Hi Windsock and Thread, Re: Enron / 401k's
Newsweek ran the following cartoon regarding Enron:
Bush said, "I did not have relations with THAT company."
( Don't see how Bush is at fault for Enron's own inappropriate accounting, aside from letting accounting regulations slack, but the joke is funny.)
On another note, there are some recent discussions in the government around changing the 401k rules. One proposal is: restricting Employee investment in their company's stock (within their 401k) to 20%.
Assuming companies continue to offer incredibly limited investment options (i.e. forces 80% of investments into undesired Mutual Funds), this proposal would mean the other 80% must be invested in mutual funds the company selects, even if the handful of mutual funds the company offers are completely against the employee's preference. Go figure. Talk about creating liability issues for corporations.
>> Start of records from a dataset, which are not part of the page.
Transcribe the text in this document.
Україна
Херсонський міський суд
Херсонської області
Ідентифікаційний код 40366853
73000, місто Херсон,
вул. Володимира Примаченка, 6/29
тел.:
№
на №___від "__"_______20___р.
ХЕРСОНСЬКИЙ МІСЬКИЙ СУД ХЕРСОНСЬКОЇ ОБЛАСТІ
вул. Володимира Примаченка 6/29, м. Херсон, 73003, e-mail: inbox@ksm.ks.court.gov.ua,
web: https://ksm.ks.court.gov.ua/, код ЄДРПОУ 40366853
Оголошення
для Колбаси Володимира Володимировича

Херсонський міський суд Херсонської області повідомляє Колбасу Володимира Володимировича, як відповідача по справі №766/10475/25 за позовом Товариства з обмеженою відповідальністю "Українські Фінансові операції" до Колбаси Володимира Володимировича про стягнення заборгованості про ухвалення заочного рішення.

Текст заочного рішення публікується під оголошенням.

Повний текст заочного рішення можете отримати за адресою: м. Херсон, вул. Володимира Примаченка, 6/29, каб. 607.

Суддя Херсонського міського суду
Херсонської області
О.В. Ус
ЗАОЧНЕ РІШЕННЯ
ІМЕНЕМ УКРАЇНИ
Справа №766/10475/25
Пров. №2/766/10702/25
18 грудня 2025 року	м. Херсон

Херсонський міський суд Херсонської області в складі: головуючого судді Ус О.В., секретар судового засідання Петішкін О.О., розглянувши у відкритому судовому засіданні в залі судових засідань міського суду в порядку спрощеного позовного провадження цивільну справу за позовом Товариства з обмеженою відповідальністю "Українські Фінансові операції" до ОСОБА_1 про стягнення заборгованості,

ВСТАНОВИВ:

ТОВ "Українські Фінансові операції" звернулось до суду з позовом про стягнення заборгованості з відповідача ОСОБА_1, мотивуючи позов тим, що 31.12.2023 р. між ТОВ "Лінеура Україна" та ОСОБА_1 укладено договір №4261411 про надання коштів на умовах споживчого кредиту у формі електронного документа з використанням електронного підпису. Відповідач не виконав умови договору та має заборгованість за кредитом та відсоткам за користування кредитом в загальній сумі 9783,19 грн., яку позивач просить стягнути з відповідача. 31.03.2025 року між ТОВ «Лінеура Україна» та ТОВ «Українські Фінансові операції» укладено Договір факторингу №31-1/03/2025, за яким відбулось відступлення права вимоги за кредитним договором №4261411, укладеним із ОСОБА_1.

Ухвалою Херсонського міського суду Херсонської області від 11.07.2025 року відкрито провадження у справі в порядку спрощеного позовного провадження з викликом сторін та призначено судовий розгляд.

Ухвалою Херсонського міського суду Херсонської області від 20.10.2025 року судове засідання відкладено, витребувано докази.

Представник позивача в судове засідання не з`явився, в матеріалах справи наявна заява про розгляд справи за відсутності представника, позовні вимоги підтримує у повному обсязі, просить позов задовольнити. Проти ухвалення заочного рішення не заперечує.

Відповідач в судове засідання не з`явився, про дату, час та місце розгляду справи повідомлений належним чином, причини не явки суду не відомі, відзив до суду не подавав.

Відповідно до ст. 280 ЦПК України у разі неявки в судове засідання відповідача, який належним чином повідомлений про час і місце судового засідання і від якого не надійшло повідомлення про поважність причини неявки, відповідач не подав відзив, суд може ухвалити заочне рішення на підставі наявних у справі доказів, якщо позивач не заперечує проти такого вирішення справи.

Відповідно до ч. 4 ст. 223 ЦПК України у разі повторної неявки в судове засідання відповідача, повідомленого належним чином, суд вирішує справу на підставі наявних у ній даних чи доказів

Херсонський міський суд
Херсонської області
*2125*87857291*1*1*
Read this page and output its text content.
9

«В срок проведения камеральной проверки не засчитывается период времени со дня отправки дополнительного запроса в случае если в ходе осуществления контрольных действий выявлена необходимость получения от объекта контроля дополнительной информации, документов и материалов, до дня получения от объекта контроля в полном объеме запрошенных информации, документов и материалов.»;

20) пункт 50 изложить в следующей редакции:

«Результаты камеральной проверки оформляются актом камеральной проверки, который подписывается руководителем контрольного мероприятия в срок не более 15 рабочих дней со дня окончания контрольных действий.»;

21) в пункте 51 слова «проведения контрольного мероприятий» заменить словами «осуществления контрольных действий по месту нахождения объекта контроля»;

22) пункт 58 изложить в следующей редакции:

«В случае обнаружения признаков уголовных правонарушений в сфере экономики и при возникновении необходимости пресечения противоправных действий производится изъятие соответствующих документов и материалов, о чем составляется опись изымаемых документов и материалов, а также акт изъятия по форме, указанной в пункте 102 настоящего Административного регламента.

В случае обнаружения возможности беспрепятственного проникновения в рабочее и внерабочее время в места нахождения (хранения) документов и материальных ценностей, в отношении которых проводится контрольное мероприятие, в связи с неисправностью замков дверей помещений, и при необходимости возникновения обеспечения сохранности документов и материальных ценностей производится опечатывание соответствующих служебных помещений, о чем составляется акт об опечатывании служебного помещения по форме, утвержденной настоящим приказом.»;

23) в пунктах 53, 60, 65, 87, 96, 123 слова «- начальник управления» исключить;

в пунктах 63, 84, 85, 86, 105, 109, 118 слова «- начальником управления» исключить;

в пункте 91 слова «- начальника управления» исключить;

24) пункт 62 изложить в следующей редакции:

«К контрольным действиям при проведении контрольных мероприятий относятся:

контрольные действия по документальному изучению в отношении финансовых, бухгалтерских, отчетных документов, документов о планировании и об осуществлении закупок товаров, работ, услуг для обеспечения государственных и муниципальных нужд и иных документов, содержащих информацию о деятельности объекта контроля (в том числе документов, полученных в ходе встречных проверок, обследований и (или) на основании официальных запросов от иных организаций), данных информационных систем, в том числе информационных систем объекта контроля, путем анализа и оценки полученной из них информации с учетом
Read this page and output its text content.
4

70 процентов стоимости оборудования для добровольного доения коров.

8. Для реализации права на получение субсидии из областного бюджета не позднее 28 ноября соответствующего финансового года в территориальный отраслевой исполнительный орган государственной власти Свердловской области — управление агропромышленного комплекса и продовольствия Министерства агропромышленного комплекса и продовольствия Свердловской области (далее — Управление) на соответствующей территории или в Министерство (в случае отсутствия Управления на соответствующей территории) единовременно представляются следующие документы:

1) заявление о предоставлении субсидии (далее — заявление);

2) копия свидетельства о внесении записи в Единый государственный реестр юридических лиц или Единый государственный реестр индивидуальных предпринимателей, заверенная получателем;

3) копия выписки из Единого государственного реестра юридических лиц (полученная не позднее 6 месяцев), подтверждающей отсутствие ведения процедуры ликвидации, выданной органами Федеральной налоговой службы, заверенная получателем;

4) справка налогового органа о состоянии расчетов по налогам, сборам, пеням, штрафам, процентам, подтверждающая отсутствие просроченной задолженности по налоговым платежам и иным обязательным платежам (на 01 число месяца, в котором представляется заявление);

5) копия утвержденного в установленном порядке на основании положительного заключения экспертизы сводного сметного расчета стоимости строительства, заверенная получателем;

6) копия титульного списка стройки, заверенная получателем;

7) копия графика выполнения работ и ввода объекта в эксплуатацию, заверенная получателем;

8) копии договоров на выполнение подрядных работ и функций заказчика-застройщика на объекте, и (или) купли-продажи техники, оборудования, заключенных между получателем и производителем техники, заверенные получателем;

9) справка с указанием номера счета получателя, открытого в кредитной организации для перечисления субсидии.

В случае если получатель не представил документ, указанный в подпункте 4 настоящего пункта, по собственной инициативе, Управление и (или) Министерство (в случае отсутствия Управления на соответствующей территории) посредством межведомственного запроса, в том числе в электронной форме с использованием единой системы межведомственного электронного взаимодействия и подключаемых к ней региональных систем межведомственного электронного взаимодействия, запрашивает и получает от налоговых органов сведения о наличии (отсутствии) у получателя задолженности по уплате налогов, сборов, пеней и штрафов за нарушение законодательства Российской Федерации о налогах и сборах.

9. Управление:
Let's look at a WSJ article regarding some mutual funds:
"at Fidelity Destiny I and Fidelity Advisor Growth Opportunities...the well-respected manager of those two funds, shunned tech stocks, so he couldn't keep up with the highflying growth funds. Mr. Vanderheiden retired...in February 2000...replaced him with managers who piled late into technology--at just the time when Mr. Vanderheiden's more conservative investments would have soared. So investors who stuck with the fund missed out on the bull market nad got mauled in the bear."
After reading the above paragraph, it doesn't sound particularly fiducially responsible to FORCE people to invest 80% of their 401k into mutual funds that people don't want.
A better option is to open the system up and let folks invest their 401k into investments they feel are intelligent, such as a selection of several individual stocks of good companies. Forcing people to invest 80% of their money into company selected mutual funds led by buy-and-dump portfolio managers, doesn't sound smart.